I have been dyeing using eucalyptus leaves for quite a few years now. If I count the first time I dyed fleece for spinning in the mid 90s, that would be almost 20 years since I started. These last 3-4 years I have been eco dyeing on silk fabric. With experience and trial and error I have started to get a feel for the brews and bundles. I felt good about these last couple of batches even before I opened them. A lot of the time my dye batch happens either by accident, luck, or because I don't want to waste dye materials. In this batch I used red cabbage and purple carrot as a dye solution. We bought a new refrigerator after 20 years and it's smaller than the old one. There was no room for old red cabbage and purple carrots in the new fridge. Instead of throwing them out I chopped them up and soaked them in a dye pot. The next day the combination of red cabbage and purple carrots produced the richest blue-purple colour I have ever seen. I bundled up 4 bundles with what I had on hand that day, Eucalyptus, Grevillea leaves and a few other odd and ends. I dropped all the bundles in the dye solution and left them overnight.

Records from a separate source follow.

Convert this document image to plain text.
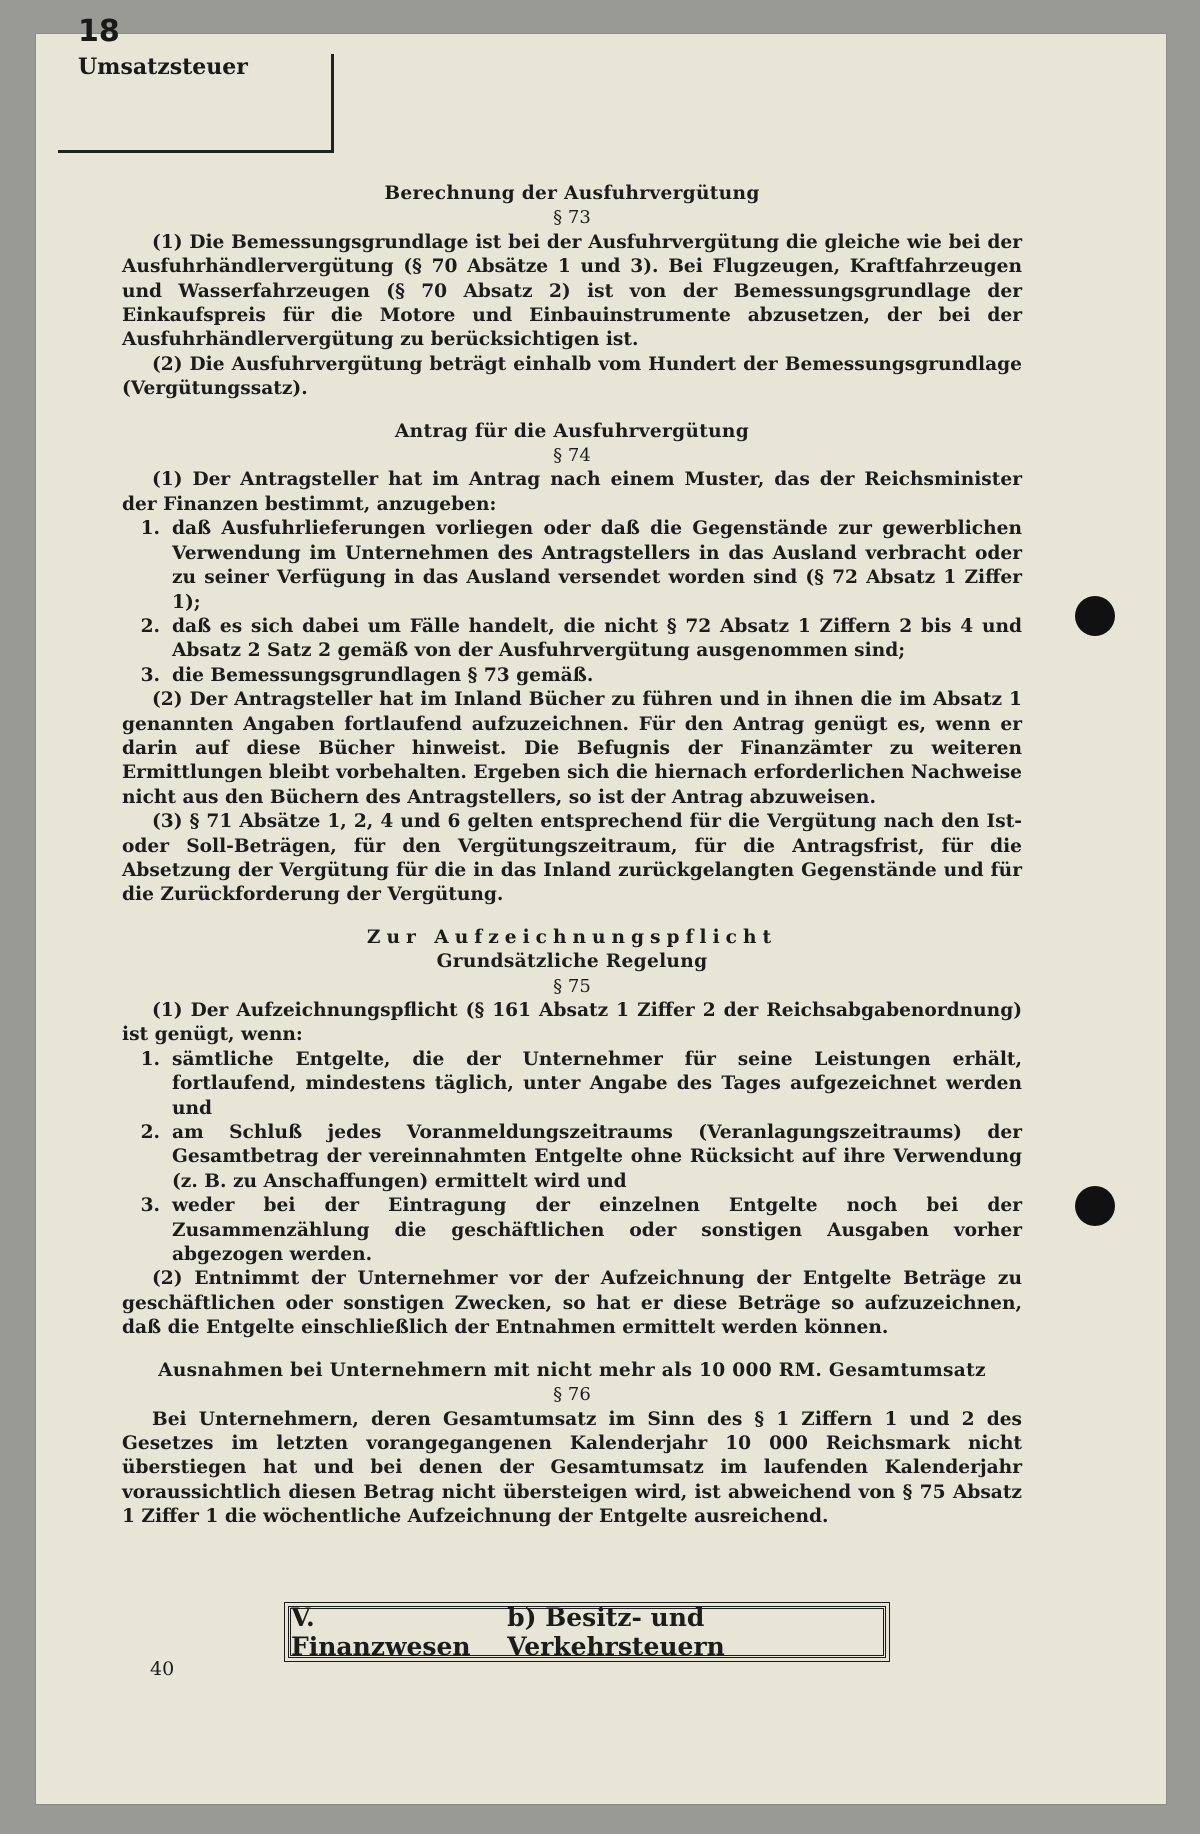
18
Umsatzsteuer
Berechnung der Ausfuhrvergütung
§ 73

(1) Die Bemessungsgrundlage ist bei der Ausfuhrvergütung die gleiche wie bei der Ausfuhrhändlervergütung (§ 70 Absätze 1 und 3). Bei Flugzeugen, Kraftfahrzeugen und Wasserfahrzeugen (§ 70 Absatz 2) ist von der Bemessungsgrundlage der Einkaufspreis für die Motore und Einbauinstrumente abzusetzen, der bei der Ausfuhrhändlervergütung zu berücksichtigen ist.

(2) Die Ausfuhrvergütung beträgt einhalb vom Hundert der Bemessungsgrundlage (Vergütungssatz).

Antrag für die Ausfuhrvergütung
§ 74

(1) Der Antragsteller hat im Antrag nach einem Muster, das der Reichsminister der Finanzen bestimmt, anzugeben:

1. daß Ausfuhrlieferungen vorliegen oder daß die Gegenstände zur gewerblichen Verwendung im Unternehmen des Antragstellers in das Ausland verbracht oder zu seiner Verfügung in das Ausland versendet worden sind (§ 72 Absatz 1 Ziffer 1);
2. daß es sich dabei um Fälle handelt, die nicht § 72 Absatz 1 Ziffern 2 bis 4 und Absatz 2 Satz 2 gemäß von der Ausfuhrvergütung ausgenommen sind;
3. die Bemessungsgrundlagen § 73 gemäß.

(2) Der Antragsteller hat im Inland Bücher zu führen und in ihnen die im Absatz 1 genannten Angaben fortlaufend aufzuzeichnen. Für den Antrag genügt es, wenn er darin auf diese Bücher hinweist. Die Befugnis der Finanzämter zu weiteren Ermittlungen bleibt vorbehalten. Ergeben sich die hiernach erforderlichen Nachweise nicht aus den Büchern des Antragstellers, so ist der Antrag abzuweisen.

(3) § 71 Absätze 1, 2, 4 und 6 gelten entsprechend für die Vergütung nach den Ist- oder Soll-Beträgen, für den Vergütungszeitraum, für die Antragsfrist, für die Absetzung der Vergütung für die in das Inland zurückgelangten Gegenstände und für die Zurückforderung der Vergütung.

Zur Aufzeichnungspflicht
Grundsätzliche Regelung
§ 75

(1) Der Aufzeichnungspflicht (§ 161 Absatz 1 Ziffer 2 der Reichsabgabenordnung) ist genügt, wenn:

1. sämtliche Entgelte, die der Unternehmer für seine Leistungen erhält, fortlaufend, mindestens täglich, unter Angabe des Tages aufgezeichnet werden und
2. am Schluß jedes Voranmeldungszeitraums (Veranlagungszeitraums) der Gesamtbetrag der vereinnahmten Entgelte ohne Rücksicht auf ihre Verwendung (z. B. zu Anschaffungen) ermittelt wird und
3. weder bei der Eintragung der einzelnen Entgelte noch bei der Zusammenzählung die geschäftlichen oder sonstigen Ausgaben vorher abgezogen werden.

(2) Entnimmt der Unternehmer vor der Aufzeichnung der Entgelte Beträge zu geschäftlichen oder sonstigen Zwecken, so hat er diese Beträge so aufzuzeichnen, daß die Entgelte einschließlich der Entnahmen ermittelt werden können.

Ausnahmen bei Unternehmern mit nicht mehr als 10 000 RM. Gesamtumsatz
§ 76

Bei Unternehmern, deren Gesamtumsatz im Sinn des § 1 Ziffern 1 und 2 des Gesetzes im letzten vorangegangenen Kalenderjahr 10 000 Reichsmark nicht überstiegen hat und bei denen der Gesamtumsatz im laufenden Kalenderjahr voraussichtlich diesen Betrag nicht übersteigen wird, ist abweichend von § 75 Absatz 1 Ziffer 1 die wöchentliche Aufzeichnung der Entgelte ausreichend.

V. Finanzwesen
b) Besitz- und Verkehrsteuern
40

I wrapped silk and leaves over the rusty tin can. The rust acts as mordant on the leaves. From my experience I found that red cabbage loses it's colour if you overheat it. Instead of stewing the bundles I steamed them in the double steamers. I steamed them for about 2 hours.
After steaming, I left the bundles sitting for about a week. The cold weather kept the bundles from turning mouldy. Ideally, I should have left them for two weeks or more, but I am not a patient person! Yesterday I was home and thought I would have a peek at one of them! So first I unwrapped the strings!
I can see the Grevillea leaves snugged tight around the tin can. It's very exciting to see the magic of the leaves, rust and heat transferred onto a piece of vintage silk!
The whole piece of vintage silk is about 90 x 30cm in size. It's a good size for me to lay the leaves on one side of the silk and fold the silk into half lengthwise, then roll it up from one end with whatever I was using at the time.
After the silk dries it loses a bit of colour. I'm very happy with the result of this bundle. I will repeat this same technique again in the future. Below is the second tin can I dyed at the same time.
From the outside of the bundle it looks the same at the first one, but I remember that I added a few more things like tea balls, slices of purple carrots, pine needles/leaves and eucalyptus leaves.
I could see the shade of pink/purple coming through when I unwrapped the string. It's exciting at this point!
When I unrolled it, I stopped to take some photos. I can't wait to unroll the whole piece! I could see more vivid blue/pink and purple as I unrolled!
The colour was lighter on the inside, but still rich and vibrant. I wish I could share the smell with you too! I'm in heaven right now! Thanks nature, you brought me so much joy!
What I normally do after unwrapping the bundles is to let the silk dry completely. I then press them with a steam iron on 'Silk' setting. Then I leave the pressed silk lying around for a few days. I found that after a few days the colour gets deeper with oxidisation. Also having the cloth lying around gives me some idea of what to do with it. The brain is always ticking over here at Notjustnat!!!